The young girls seem to enjoy talking with me and ask me to "hang out" with them. From the six year old little ladies who ask me to make bracelets for them to the twelve year old tweens who talk to me about boys.
Sigh...boys.
Why are preteens so worried about boys already? I was one of them twenty years ago. Well, to be honest, I was boy crazy as early as kindergarten. I so very deeply wanted to be in love. I have no idea why. But boys had the answer to some epic question I started seeking very early in life.
Today, one of the twelve year old girls named Chelsie (who has a twelve year old boyfriend named Gavin who also hangs out at the center) asked me, "Why do you say we are too young to have boyfriends?" Oh. My. Gosh! God opened up a door for me to stick a foot into! But I tripped as I was walking in.

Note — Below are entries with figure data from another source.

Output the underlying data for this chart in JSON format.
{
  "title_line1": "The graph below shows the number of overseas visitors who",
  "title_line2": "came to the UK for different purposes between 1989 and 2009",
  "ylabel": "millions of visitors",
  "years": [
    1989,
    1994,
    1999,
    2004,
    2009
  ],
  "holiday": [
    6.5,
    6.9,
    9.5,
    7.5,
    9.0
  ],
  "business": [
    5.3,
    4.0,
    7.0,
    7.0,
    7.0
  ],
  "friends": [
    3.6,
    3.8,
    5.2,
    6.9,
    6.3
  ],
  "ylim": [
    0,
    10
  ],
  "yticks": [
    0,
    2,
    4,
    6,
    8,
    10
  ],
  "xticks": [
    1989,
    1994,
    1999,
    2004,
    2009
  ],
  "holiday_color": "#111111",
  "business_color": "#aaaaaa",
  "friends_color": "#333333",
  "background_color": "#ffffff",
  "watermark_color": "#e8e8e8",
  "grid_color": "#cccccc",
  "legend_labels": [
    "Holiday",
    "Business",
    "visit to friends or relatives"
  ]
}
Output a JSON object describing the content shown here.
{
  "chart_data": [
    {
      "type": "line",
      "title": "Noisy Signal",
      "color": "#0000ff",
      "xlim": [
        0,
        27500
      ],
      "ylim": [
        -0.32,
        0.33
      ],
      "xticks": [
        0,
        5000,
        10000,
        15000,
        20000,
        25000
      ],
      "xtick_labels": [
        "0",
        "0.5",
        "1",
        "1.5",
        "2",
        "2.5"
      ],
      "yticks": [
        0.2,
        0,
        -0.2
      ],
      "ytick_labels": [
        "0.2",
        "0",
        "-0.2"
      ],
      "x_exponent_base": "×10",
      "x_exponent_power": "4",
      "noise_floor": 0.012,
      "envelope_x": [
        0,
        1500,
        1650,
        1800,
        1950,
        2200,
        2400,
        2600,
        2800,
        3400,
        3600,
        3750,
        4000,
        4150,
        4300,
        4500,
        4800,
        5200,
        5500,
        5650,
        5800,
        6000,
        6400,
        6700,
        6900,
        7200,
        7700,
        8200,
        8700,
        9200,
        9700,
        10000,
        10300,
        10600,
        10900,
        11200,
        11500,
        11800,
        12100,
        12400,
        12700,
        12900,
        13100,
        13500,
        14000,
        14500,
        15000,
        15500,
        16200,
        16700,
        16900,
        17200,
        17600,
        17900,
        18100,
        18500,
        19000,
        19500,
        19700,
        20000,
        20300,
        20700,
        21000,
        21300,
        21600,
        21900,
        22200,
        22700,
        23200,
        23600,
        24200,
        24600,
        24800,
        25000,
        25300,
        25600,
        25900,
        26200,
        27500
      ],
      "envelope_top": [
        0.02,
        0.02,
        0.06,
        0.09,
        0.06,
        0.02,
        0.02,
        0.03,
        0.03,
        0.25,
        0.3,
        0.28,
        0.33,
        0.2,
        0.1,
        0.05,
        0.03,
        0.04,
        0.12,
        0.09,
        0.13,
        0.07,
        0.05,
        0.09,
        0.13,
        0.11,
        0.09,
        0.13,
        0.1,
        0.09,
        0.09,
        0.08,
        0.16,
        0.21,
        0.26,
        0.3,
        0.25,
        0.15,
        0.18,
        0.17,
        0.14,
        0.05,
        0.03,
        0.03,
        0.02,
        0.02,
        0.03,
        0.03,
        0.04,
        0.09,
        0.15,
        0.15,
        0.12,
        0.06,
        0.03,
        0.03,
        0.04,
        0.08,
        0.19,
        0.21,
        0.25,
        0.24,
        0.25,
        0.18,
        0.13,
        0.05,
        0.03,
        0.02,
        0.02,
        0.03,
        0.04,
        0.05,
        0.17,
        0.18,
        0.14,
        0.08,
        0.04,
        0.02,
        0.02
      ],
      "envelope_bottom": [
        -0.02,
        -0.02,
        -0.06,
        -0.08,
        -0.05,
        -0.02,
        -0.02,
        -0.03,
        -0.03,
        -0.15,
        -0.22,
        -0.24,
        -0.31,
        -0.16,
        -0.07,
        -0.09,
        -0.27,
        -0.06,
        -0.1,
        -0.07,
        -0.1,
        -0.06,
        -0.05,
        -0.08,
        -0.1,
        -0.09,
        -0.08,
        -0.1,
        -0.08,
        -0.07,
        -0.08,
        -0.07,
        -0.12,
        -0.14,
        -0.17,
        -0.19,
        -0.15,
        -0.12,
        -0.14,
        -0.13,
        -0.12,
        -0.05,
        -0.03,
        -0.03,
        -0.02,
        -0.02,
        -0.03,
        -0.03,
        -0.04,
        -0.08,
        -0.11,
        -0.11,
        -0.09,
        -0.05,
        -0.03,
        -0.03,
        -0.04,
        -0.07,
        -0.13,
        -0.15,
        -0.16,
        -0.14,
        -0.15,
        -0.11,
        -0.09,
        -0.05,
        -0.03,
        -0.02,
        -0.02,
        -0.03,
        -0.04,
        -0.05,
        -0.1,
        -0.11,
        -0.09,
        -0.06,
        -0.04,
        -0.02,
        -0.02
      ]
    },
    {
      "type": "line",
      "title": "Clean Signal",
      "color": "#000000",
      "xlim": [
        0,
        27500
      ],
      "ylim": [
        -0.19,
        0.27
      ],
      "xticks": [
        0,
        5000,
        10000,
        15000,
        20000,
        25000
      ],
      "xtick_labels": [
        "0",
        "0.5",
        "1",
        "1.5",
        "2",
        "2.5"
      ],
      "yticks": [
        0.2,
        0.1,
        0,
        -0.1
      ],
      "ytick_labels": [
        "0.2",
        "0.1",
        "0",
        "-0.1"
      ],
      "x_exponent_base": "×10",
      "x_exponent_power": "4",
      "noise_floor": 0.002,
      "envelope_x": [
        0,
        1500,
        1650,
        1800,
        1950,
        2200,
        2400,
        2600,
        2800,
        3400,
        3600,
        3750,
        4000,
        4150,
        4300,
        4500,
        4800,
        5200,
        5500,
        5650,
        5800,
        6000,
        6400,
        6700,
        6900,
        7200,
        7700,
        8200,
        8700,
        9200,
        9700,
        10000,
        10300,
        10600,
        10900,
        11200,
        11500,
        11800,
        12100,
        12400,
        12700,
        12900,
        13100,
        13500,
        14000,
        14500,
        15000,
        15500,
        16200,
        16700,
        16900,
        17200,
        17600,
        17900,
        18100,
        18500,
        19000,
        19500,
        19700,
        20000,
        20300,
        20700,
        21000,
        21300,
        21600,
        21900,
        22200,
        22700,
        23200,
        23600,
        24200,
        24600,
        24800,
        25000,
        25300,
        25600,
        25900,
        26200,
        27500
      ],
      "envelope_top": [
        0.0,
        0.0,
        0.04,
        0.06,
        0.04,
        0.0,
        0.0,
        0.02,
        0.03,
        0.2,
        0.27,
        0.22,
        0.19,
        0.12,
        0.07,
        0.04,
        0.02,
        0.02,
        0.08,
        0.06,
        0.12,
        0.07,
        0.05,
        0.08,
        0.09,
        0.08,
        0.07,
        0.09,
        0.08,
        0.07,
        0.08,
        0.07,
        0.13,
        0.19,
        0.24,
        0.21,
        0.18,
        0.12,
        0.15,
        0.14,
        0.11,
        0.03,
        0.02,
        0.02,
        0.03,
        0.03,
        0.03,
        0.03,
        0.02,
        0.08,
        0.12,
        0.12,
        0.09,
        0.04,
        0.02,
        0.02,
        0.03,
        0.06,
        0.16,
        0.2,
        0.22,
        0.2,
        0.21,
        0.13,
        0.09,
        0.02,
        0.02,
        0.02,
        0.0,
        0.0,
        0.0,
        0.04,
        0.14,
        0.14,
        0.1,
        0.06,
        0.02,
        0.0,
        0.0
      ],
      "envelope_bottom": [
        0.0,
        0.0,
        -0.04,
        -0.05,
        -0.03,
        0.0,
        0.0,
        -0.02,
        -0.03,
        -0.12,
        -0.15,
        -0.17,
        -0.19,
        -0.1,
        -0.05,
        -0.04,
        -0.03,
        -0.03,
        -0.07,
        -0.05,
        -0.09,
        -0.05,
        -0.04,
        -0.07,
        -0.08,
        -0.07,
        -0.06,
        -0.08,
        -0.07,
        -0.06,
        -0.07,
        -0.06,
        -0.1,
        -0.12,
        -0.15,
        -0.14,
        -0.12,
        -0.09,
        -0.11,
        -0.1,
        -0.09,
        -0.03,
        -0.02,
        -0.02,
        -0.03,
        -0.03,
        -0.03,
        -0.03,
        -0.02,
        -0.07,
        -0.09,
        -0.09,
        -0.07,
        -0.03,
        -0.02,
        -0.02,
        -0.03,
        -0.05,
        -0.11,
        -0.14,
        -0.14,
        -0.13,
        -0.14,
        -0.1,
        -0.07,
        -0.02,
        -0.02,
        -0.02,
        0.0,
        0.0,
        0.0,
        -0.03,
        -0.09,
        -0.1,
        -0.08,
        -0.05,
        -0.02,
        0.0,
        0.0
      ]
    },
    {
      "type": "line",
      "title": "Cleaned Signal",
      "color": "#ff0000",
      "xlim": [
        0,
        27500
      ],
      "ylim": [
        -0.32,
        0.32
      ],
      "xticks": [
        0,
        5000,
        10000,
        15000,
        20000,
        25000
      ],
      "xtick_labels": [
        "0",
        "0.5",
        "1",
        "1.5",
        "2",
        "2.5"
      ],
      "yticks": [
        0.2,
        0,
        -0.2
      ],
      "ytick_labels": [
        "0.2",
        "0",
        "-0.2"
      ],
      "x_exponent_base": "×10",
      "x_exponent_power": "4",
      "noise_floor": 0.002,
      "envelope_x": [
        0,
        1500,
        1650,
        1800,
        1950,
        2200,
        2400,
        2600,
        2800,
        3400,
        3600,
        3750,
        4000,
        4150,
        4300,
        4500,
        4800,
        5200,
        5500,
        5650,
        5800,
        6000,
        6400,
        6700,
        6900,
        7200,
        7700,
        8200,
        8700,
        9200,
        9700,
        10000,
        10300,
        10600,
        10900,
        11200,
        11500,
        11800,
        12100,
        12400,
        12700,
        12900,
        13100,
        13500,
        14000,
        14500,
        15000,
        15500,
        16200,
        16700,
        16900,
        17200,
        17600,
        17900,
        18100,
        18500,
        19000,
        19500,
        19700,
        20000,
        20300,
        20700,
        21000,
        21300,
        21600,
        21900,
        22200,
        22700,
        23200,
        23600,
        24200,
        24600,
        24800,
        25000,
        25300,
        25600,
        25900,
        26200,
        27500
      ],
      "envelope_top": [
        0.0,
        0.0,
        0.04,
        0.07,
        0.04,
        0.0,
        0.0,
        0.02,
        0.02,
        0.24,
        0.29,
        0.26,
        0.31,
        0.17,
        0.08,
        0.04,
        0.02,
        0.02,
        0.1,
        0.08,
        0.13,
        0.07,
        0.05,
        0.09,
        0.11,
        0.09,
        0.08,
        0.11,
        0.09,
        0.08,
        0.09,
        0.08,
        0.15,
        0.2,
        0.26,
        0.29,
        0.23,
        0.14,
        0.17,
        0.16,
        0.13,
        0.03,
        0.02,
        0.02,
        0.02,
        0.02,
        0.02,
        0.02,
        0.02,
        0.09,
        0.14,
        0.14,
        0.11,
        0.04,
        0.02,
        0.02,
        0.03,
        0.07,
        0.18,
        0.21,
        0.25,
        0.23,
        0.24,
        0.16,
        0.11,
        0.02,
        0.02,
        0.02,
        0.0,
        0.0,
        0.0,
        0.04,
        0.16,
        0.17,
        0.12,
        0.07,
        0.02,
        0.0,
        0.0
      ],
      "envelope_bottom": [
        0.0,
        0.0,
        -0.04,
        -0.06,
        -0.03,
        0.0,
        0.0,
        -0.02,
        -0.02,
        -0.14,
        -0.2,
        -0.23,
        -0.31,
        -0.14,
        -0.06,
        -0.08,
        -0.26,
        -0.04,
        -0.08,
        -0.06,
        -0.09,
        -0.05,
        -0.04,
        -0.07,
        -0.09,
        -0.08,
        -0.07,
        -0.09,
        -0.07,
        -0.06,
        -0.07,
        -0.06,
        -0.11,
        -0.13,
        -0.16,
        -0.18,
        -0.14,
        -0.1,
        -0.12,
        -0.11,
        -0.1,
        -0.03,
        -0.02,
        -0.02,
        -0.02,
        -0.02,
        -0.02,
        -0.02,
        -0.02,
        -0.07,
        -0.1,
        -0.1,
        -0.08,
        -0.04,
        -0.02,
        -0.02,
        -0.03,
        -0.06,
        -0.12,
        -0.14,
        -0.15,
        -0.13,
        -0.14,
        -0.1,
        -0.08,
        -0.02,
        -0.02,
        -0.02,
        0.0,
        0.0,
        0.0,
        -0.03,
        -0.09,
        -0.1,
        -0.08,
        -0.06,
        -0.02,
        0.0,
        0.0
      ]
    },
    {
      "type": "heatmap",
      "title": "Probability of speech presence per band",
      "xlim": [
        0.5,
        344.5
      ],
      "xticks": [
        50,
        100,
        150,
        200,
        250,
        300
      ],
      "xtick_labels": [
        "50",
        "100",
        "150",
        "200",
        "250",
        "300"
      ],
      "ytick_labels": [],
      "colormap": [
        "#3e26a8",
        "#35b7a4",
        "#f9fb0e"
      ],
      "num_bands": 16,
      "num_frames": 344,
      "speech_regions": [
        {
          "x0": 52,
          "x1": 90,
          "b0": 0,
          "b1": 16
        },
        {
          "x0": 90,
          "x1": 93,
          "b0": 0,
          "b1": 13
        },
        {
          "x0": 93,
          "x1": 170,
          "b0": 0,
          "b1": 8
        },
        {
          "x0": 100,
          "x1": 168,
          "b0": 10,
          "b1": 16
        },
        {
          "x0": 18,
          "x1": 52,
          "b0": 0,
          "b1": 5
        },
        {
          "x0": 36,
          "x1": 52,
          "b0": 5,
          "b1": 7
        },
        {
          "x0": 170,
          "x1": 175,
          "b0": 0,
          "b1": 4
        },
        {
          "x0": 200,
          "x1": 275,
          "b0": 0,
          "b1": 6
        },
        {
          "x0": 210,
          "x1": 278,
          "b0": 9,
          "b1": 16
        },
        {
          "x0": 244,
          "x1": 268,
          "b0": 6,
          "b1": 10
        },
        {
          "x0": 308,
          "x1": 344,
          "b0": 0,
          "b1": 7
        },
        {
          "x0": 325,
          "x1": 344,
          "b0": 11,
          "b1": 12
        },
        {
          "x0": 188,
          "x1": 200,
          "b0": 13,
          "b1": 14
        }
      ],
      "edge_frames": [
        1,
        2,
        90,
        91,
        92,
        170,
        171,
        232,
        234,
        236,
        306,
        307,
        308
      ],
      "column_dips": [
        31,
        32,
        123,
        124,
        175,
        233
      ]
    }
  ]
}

I didn't know how to answer. And I didn't know how to tactfully bring God into the conversation without scaring the Chrisitanity right out of her. I fumbled with my words until this came out:
"Well, I think there is more in life that should be of greater importance to you at this age."
Ooh. That was good!
"What do you mean?" She asked
Yay, God is giving me another chance.
"Are you ready to get married, Chelsie?"
She laughed. "Not for a while."
"Then why do something that is meant to find your husband when you are not even ready to think about marriage?"

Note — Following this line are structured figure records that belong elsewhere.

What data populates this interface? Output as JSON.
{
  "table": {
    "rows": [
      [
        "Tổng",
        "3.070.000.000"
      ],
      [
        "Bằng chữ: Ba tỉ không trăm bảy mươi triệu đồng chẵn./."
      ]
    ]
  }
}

She took that to heart. I sat there with thoughts of saying, "also, Jesus wouldn't be happy with you," or, "because you should spend the time you are worshiping your boyfriend worshiping god instead." I thought about it, but I knew if I said it, I would lose her. She didn't need to hear that. So I said this to make her want to hear more from me:
"Speaking from experience, not as a mom, not as a grown up, nothing but someone who has been there too, Chels, if I could go back and forget about boys until I was much older and focused on something else, my life would have been so different."
She stared at me ready to hear more, but I allowed one of the younger girls to interrupt by tying a bracelet I was braiding onto her outstretched wrist. I said enough. Just enough.
Now she is waiting to hear what I would have rather focused on instead of boys. How my life would have been different. And God will give me that opportunity to tell her the love she is looking for is way easier to get than to obsess over boys all the time. God has me there for a reason.